Kelahiran anak kedua saya pada bulan Juli 2000 berbeda dengan yang pertama, bahkan bisa dikatakan sangat mudah. Saya sendiri sedang membina pengajian mahasiswa di rumah saat istri merasakan mulas. Biasanya pengajian selesai kurang lebih jam 23.00 WIB tapi karena dari kamar istri sudah memberi tanda, akhirnya diselesaikan jam 21.30 WIB. Begitu tiba di bidan tidak sampai setengah jam lahirlah anak kedua seorang calon mujahid dengan berat 3,5 kg yang kami beri nama Abdurrahman Al Fayyad Mubarak mengambil ibrah kedermawanan Abdurrahman bin Auf sahabat Nabi yang termasuk 10 orang dijanjikan masuk surga sekaligus seorang konglomerat Islam yang terkenal. Rejeki yang nyata-nyata besar dirasakan adalah saat kehamilan istri sempat mendambakan sebuah tanah kecil yang bisa ditempati atas nama sendiri tidak harus menjadi kontraktor terus. Ternyata menjelang kelahiran kami bukan hanya sekadar mendapat tanah kecil tapi sekaligus rumah yang kami oper kredit sendiri di sebuah perumahan terletak persis di depan kampus tempat saya kerja. Tentu saja tidak ada hal lain yang kami lakukan kecuali mensyukurinya. Allah memang sungguh-sungguh kaya.
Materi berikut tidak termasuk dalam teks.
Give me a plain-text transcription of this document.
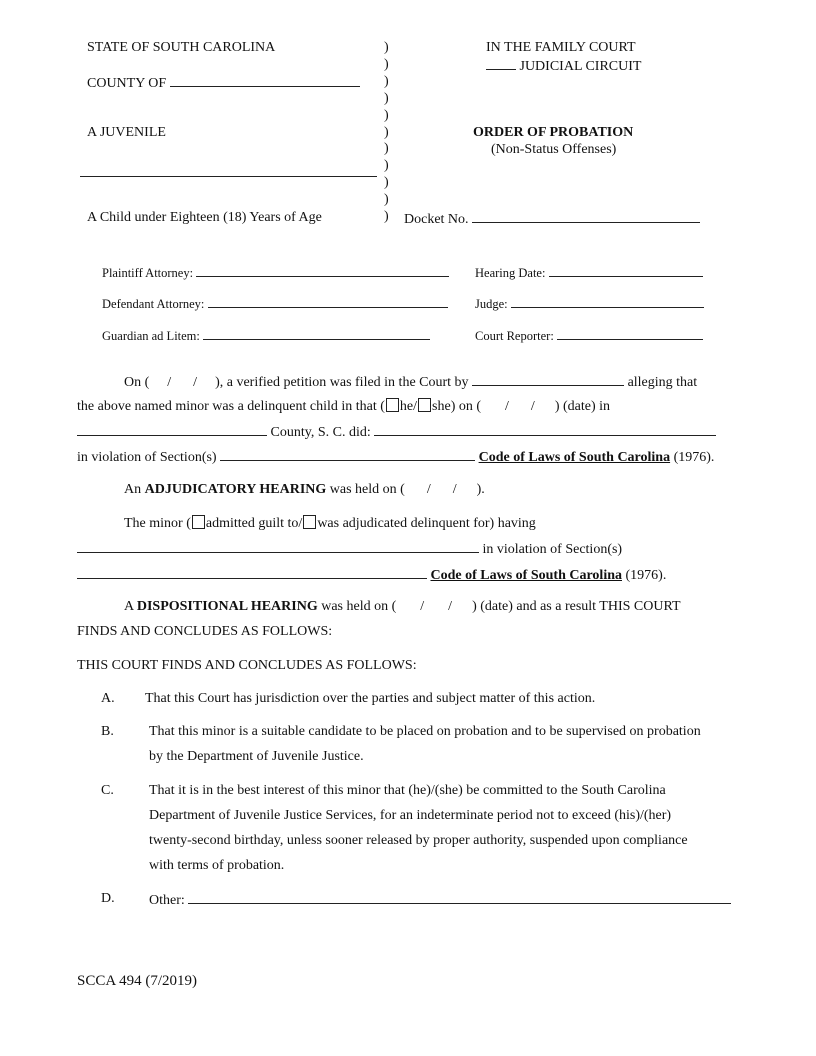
STATE OF SOUTH CAROLINA
COUNTY OF
A JUVENILE
A Child under Eighteen (18) Years of Age
)
)
)
)
)
)
)
)
)
)
)
IN THE FAMILY COURT
JUDICIAL CIRCUIT
ORDER OF PROBATION
(Non-Status Offenses)
Docket No.
Plaintiff Attorney:
Defendant Attorney:
Guardian ad Litem:
Hearing Date:
Judge:
Court Reporter:
On ( / / ), a verified petition was filed in the Court by	alleging that
the above named minor was a delinquent child in that ( he/ she) on ( / / ) (date) in
County, S. C. did:
in violation of Section(s)	Code of Laws of South Carolina (1976).
An ADJUDICATORY HEARING was held on ( / / ).
The minor ( admitted guilt to/ was adjudicated delinquent for) having
in violation of Section(s)
Code of Laws of South Carolina (1976).
A DISPOSITIONAL HEARING was held on ( / / ) (date) and as a result THIS COURT
FINDS AND CONCLUDES AS FOLLOWS:
THIS COURT FINDS AND CONCLUDES AS FOLLOWS:
A. That this Court has jurisdiction over the parties and subject matter of this action.
B.	That this minor is a suitable candidate to be placed on probation and to be supervised on probation
by the Department of Juvenile Justice.
C.	That it is in the best interest of this minor that (he)/(she) be committed to the South Carolina
Department of Juvenile Justice Services, for an indeterminate period not to exceed (his)/(her)
twenty-second birthday, unless sooner released by proper authority, suspended upon compliance
with terms of probation.
D. Other:
SCCA 494 (7/2019)
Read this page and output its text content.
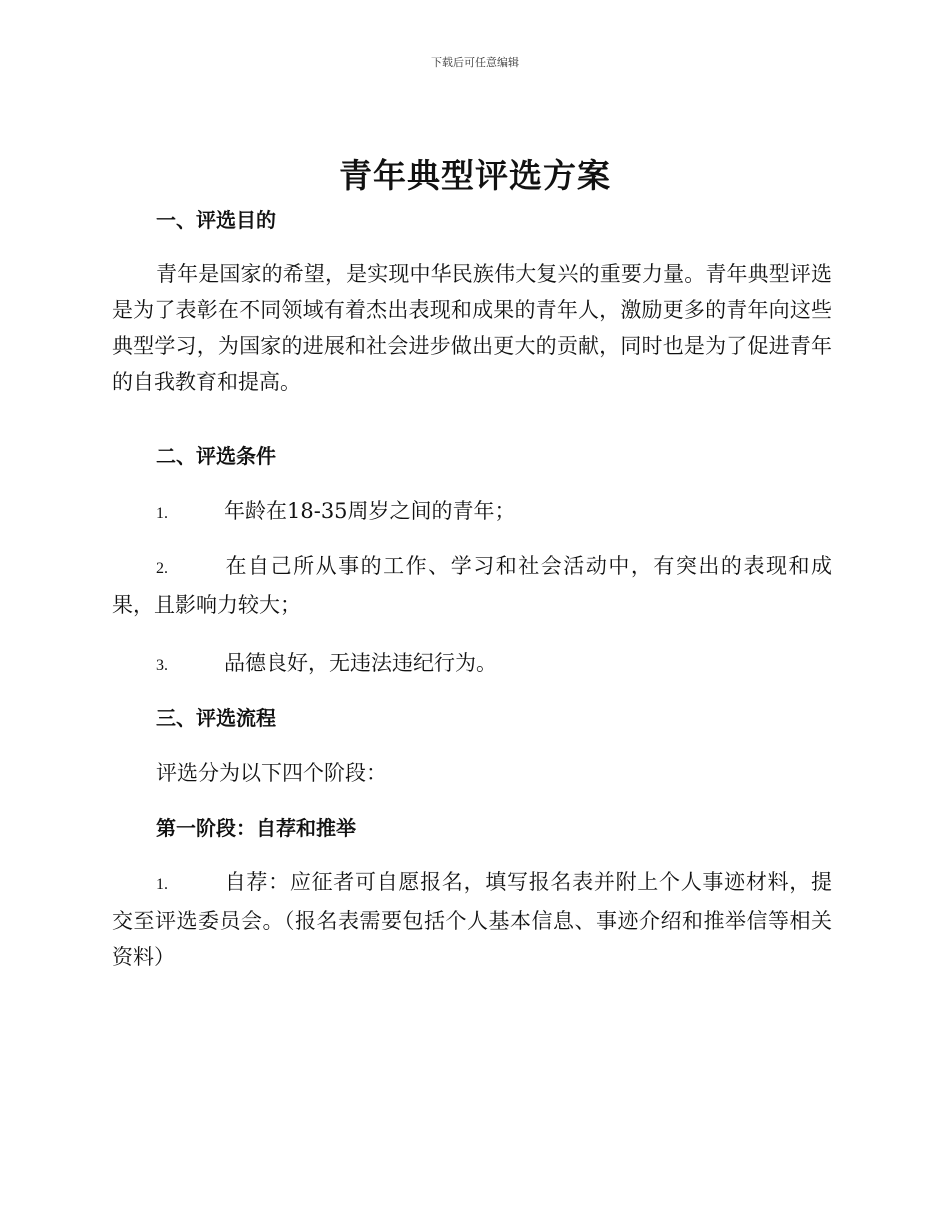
下载后可任意编辑
青年典型评选方案
一、评选目的
青年是国家的希望，是实现中华民族伟大复兴的重要力量。青年典型评选是为了表彰在不同领域有着杰出表现和成果的青年人，激励更多的青年向这些典型学习，为国家的进展和社会进步做出更大的贡献，同时也是为了促进青年的自我教育和提高。
二、评选条件
1.	年龄在18-35周岁之间的青年；
2.	在自己所从事的工作、学习和社会活动中，有突出的表现和成果，且影响力较大；
3.	品德良好，无违法违纪行为。
三、评选流程
评选分为以下四个阶段：
第一阶段：自荐和推举
1.	自荐：应征者可自愿报名，填写报名表并附上个人事迹材料，提交至评选委员会。（报名表需要包括个人基本信息、事迹介绍和推举信等相关资料）
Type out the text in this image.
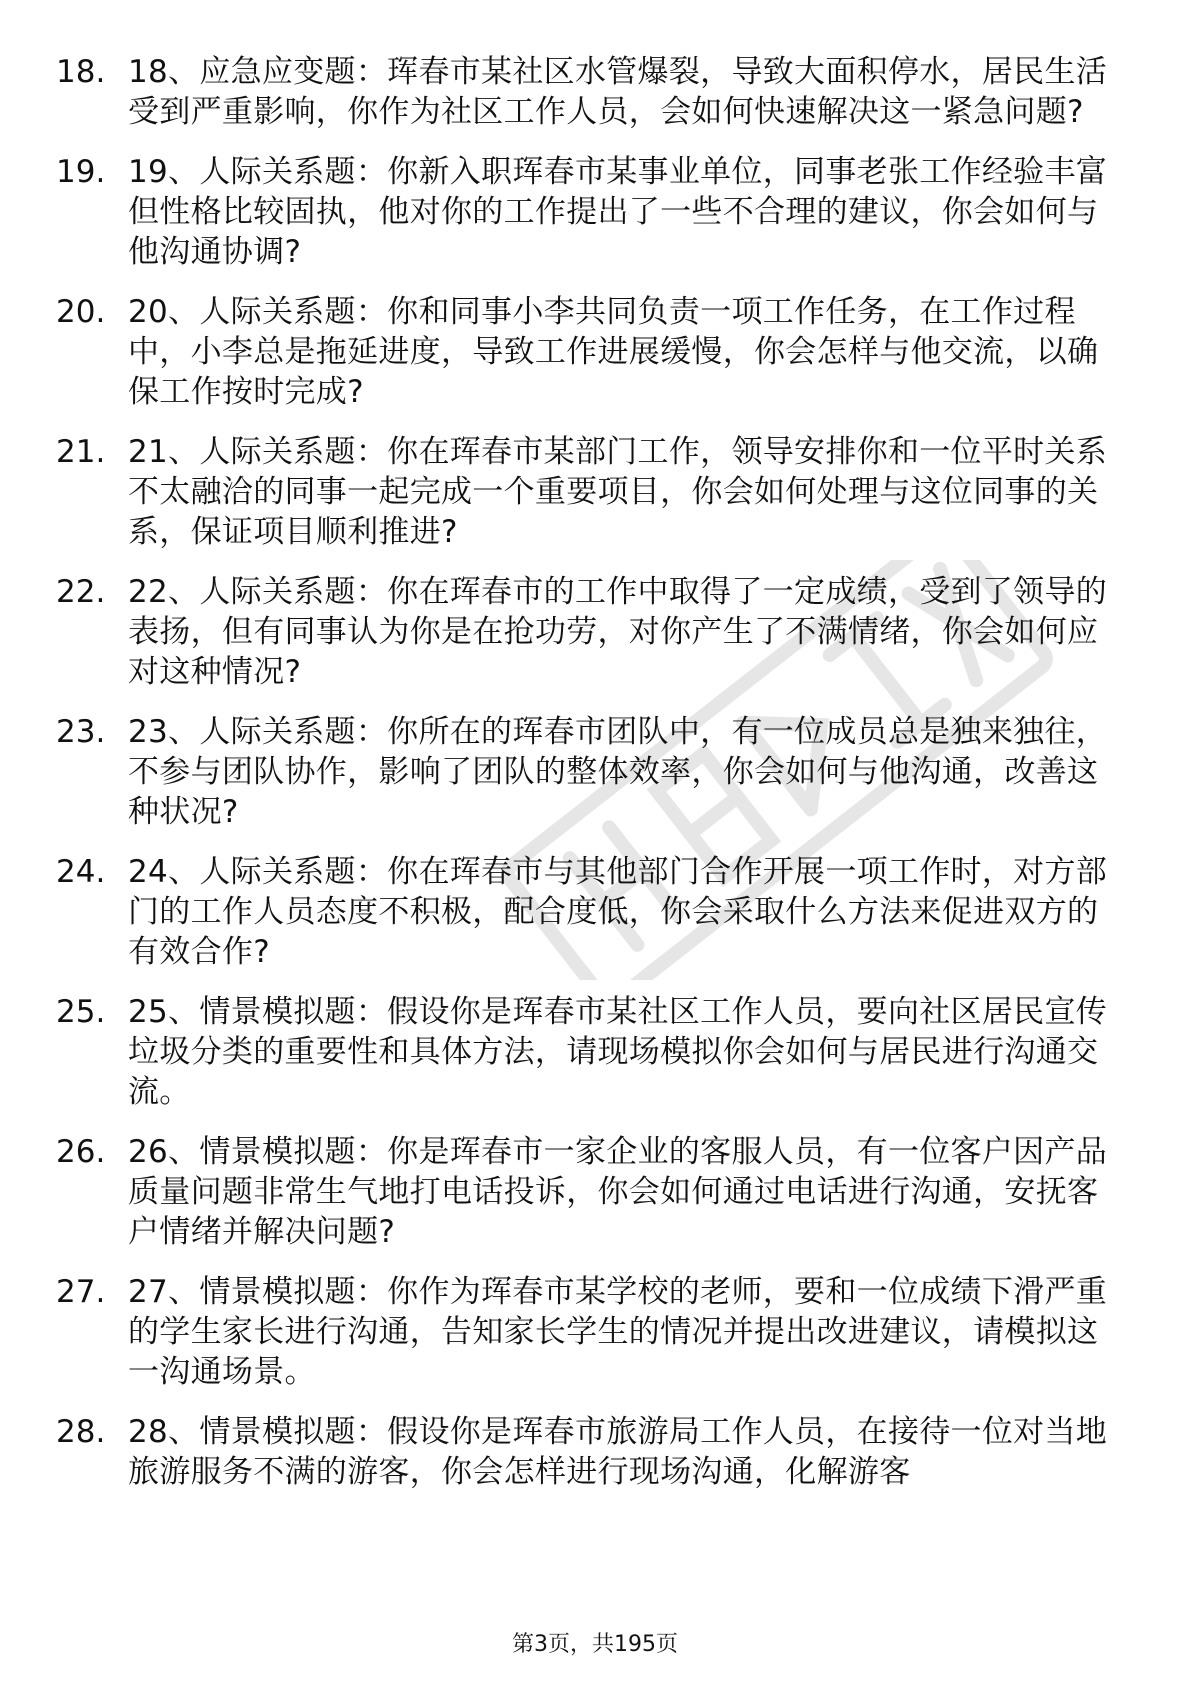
18. 18、应急应变题：珲春市某社区水管爆裂，导致大面积停水，居民生活受到严重影响，你作为社区工作人员，会如何快速解决这一紧急问题?
19. 19、人际关系题：你新入职珲春市某事业单位，同事老张工作经验丰富但性格比较固执，他对你的工作提出了一些不合理的建议，你会如何与他沟通协调?
20. 20、人际关系题：你和同事小李共同负责一项工作任务，在工作过程中，小李总是拖延进度，导致工作进展缓慢，你会怎样与他交流，以确保工作按时完成?
21. 21、人际关系题：你在珲春市某部门工作，领导安排你和一位平时关系不太融洽的同事一起完成一个重要项目，你会如何处理与这位同事的关系，保证项目顺利推进?
22. 22、人际关系题：你在珲春市的工作中取得了一定成绩，受到了领导的表扬，但有同事认为你是在抢功劳，对你产生了不满情绪，你会如何应对这种情况?
23. 23、人际关系题：你所在的珲春市团队中，有一位成员总是独来独往，不参与团队协作，影响了团队的整体效率，你会如何与他沟通，改善这种状况?
24. 24、人际关系题：你在珲春市与其他部门合作开展一项工作时，对方部门的工作人员态度不积极，配合度低，你会采取什么方法来促进双方的有效合作?
25. 25、情景模拟题：假设你是珲春市某社区工作人员，要向社区居民宣传垃圾分类的重要性和具体方法，请现场模拟你会如何与居民进行沟通交流。
26. 26、情景模拟题：你是珲春市一家企业的客服人员，有一位客户因产品质量问题非常生气地打电话投诉，你会如何通过电话进行沟通，安抚客户情绪并解决问题?
27. 27、情景模拟题：你作为珲春市某学校的老师，要和一位成绩下滑严重的学生家长进行沟通，告知家长学生的情况并提出改进建议，请模拟这一沟通场景。
28. 28、情景模拟题：假设你是珲春市旅游局工作人员，在接待一位对当地旅游服务不满的游客，你会怎样进行现场沟通，化解游客
第3页，共195页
Proses menunggui kelahiran ketiga, kami merasa sudah mendapat pengalaman yang berharga bagaimana mempersiapkan sebuah kelahiran. Meskipun begitu tetap saja proses kelahiran adalah sebuah aktifitas yang mendebarkan hati, sebuah sport jantung tersendiri. Bagaimana tidak, saat tepatnya hari perkiraan lahir (HPL) justru belum ada tanda-tanda akan melahirkan. Sehingga saya masih tetap tenang saja melakukan aktifitas kampus dan dakwah seperti biasa. Bahkan saat siang hari kurang lebih jam 14.00 WIB bulan Juni lalu, tetangga menelepon kalau istri sudah mulas-mulas, saya malah sadang berbelanja peralatan untuk laboratorium komunikasi grafis bersama asisten lab jurusan. Segera tentengan belanjaan peralatan itu saya titipkan dan koordinasi kecil dengan tetangga langsung dilakukan, karena nggak mungkin kami bawa ke bidan dengan membawa anak-anak kami yang lain.

Ternyata proses sulitnya melahirkan kembali terjadi. Menurut bidan, ini disebabkan besarnya sang bayi. Kami bahkan dibantu dengan tiga orang bidan untuk mendorong lahirnya bayi kami tersebut. Akhirnya, dengan berat 4,5 kg –sebuah berat yang sangat besar untuk ukuran bayi normal- saya bisa menunggui dan menjadi saksi lahirnya kembali seorang calon mujahid kami yang ketiga, yang kemudian diberi nama Abdullah Al Asad Mubarak yang kami harap menjadi singa dalam jihad fi sabilillah dari ibrah sahabat Abdullah ibnu Rawahah dan Abdullah ibnu Zubeir dan dalam menjaga Al Qur’an seperti sahabat Abdullah ibnu Mas’ud. Amin. Lahirnya jundi kami ketiga ini dibarengi dengan banyaknya rejeki yang dulu tidak kami bayangkan untuk mempunyai. Banyak tamu dan saudara yang memberi hadiah yang hampir-hampir susah untuk dibalas kecuali sebuah doa tulus atas pemberian mereka. Kami dianugerahi rejeki Allah lewat tangan-tangan mereka dengan bentuk mesin cuci, lemari, kasur plus dipannya dan sekian peralatan bayi yang sangat lengkap. Sekali lagi tidak ada kata lain kecuali bersyukur dan memanjatkan doa semoga mereka dilipat gandakan rejekinya oleh Allah.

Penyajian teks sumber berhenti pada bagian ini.